Serves: 8
Prep Time: 40 minutes
Meal Occasion: Soup
Cuisine Type: Santa Fe, Southwestern
Ingredients
| 1 | cup UNCLE BEN’S® ORIGINAL CONVERTED® Brand Rice |
| 2 | cups cooked chicken shredded |
| 1 | medium onion coarsely chopped |
| 2 | cups Monterey Jack cheese grated |
| 1 | cup heavy cream |
| 1 | clove garlic minced |
| 1 | lb. poblano peppers roasted and peeled |
| 7 | cups chicken stock |
| 1 | tsp. salt |
| 1 | Tbsp. vegetable oil |
Instructions
1. Combine poblano peppers, onion, and garlic with 1/2 cup chicken stock in blender; process until smooth.

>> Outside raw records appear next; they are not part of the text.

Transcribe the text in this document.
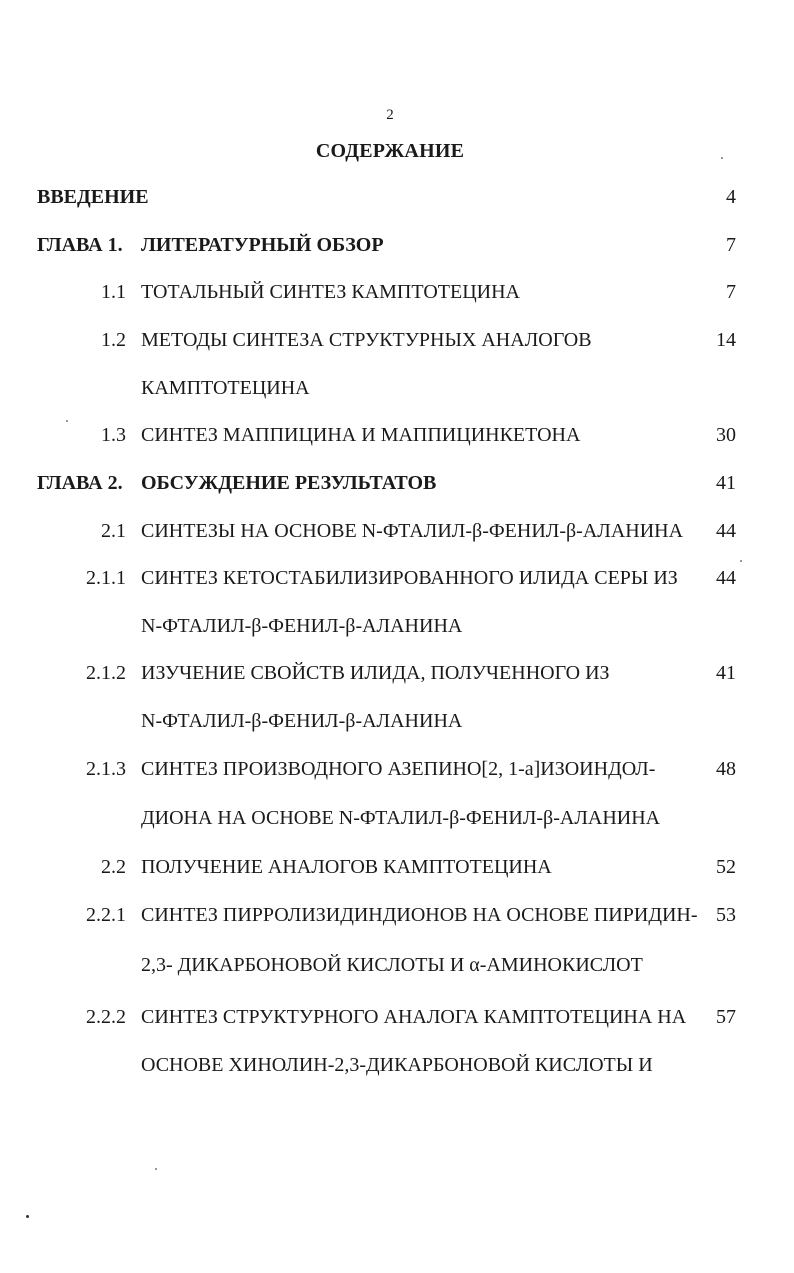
2
СОДЕРЖАНИЕ
ВВЕДЕНИЕ	4
ГЛАВА 1. ЛИТЕРАТУРНЫЙ ОБЗОР	7
1.1 ТОТАЛЬНЫЙ СИНТЕЗ КАМПТОТЕЦИНА	7
1.2 МЕТОДЫ СИНТЕЗА СТРУКТУРНЫХ АНАЛОГОВ	14
КАМПТОТЕЦИНА
1.3 СИНТЕЗ МАППИЦИНА И МАППИЦИНКЕТОНА	30
ГЛАВА 2. ОБСУЖДЕНИЕ РЕЗУЛЬТАТОВ	41
2.1 СИНТЕЗЫ НА ОСНОВЕ N-ФТАЛИЛ-β-ФЕНИЛ-β-АЛАНИНА 44
2.1.1 СИНТЕЗ КЕТОСТАБИЛИЗИРОВАННОГО ИЛИДА СЕРЫ ИЗ 44
N-ФТАЛИЛ-β-ФЕНИЛ-β-АЛАНИНА
2.1.2 ИЗУЧЕНИЕ СВОЙСТВ ИЛИДА, ПОЛУЧЕННОГО ИЗ	41
N-ФТАЛИЛ-β-ФЕНИЛ-β-АЛАНИНА
2.1.3 СИНТЕЗ ПРОИЗВОДНОГО АЗЕПИНО[2, 1-а]ИЗОИНДОЛ-	48
ДИОНА НА ОСНОВЕ N-ФТАЛИЛ-β-ФЕНИЛ-β-АЛАНИНА
2.2 ПОЛУЧЕНИЕ АНАЛОГОВ КАМПТОТЕЦИНА	52
2.2.1 СИНТЕЗ ПИРРОЛИЗИДИНДИОНОВ НА ОСНОВЕ ПИРИДИН- 53
2,3- ДИКАРБОНОВОЙ КИСЛОТЫ И α-АМИНОКИСЛОТ
2.2.2 СИНТЕЗ СТРУКТУРНОГО АНАЛОГА КАМПТОТЕЦИНА НА 57
ОСНОВЕ ХИНОЛИН-2,3-ДИКАРБОНОВОЙ КИСЛОТЫ И
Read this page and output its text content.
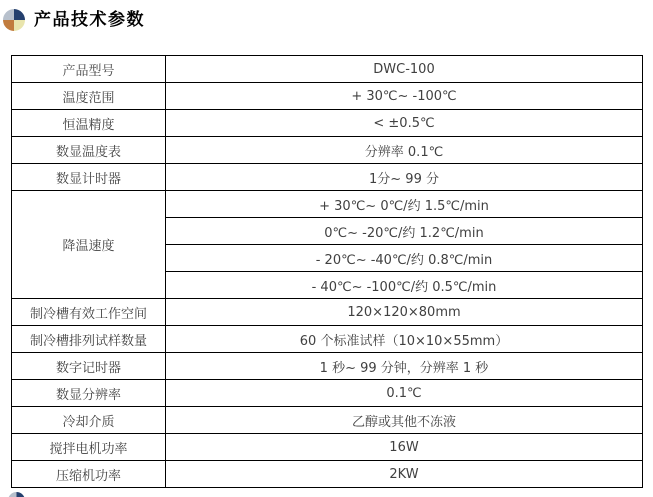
产品技术参数
产品型号	DWC-100
温度范围	+ 30℃~ -100℃
恒温精度	< ±0.5℃
数显温度表	分辨率 0.1℃
数显计时器	1分~ 99 分
降温速度	+ 30℃~ 0℃/约 1.5℃/min
	0℃~ -20℃/约 1.2℃/min
	- 20℃~ -40℃/约 0.8℃/min
	- 40℃~ -100℃/约 0.5℃/min
制冷槽有效工作空间	120×120×80mm
制冷槽排列试样数量	60 个标准试样（10×10×55mm）
数字记时器	1 秒~ 99 分钟，分辨率 1 秒
数显分辨率	0.1℃
冷却介质	乙醇或其他不冻液
搅拌电机功率	16W
压缩机功率	2KW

2. Heat oil in 4-quart Dutch oven over medium-high heat until hot.
3. Pour poblano mixture into hot oil and cook sauce for 5 minutes, stirring constantly.

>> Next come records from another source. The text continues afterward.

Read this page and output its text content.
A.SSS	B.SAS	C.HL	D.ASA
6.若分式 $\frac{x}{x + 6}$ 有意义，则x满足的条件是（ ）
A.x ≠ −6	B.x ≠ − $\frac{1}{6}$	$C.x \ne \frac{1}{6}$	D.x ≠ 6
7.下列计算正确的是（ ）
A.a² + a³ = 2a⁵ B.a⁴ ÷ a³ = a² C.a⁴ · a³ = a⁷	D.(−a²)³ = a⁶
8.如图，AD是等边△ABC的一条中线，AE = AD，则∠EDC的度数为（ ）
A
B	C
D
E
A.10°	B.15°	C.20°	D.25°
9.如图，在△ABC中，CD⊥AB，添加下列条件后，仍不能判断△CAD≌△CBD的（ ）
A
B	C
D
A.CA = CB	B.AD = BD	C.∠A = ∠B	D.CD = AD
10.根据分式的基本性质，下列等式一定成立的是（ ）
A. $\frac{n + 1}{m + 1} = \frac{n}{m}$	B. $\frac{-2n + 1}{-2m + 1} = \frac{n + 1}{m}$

4. Add remaining chicken stock, rice and salt. Bring mixture to boil.
5. Reduce heat and simmer 15 to 20 minutes or until rice is tender.
6. Add chicken and cream; heat thoroughly.
7. Place ¼ cup of cheese in bottom of each bowl. Ladle soup over cheese and serve immediately.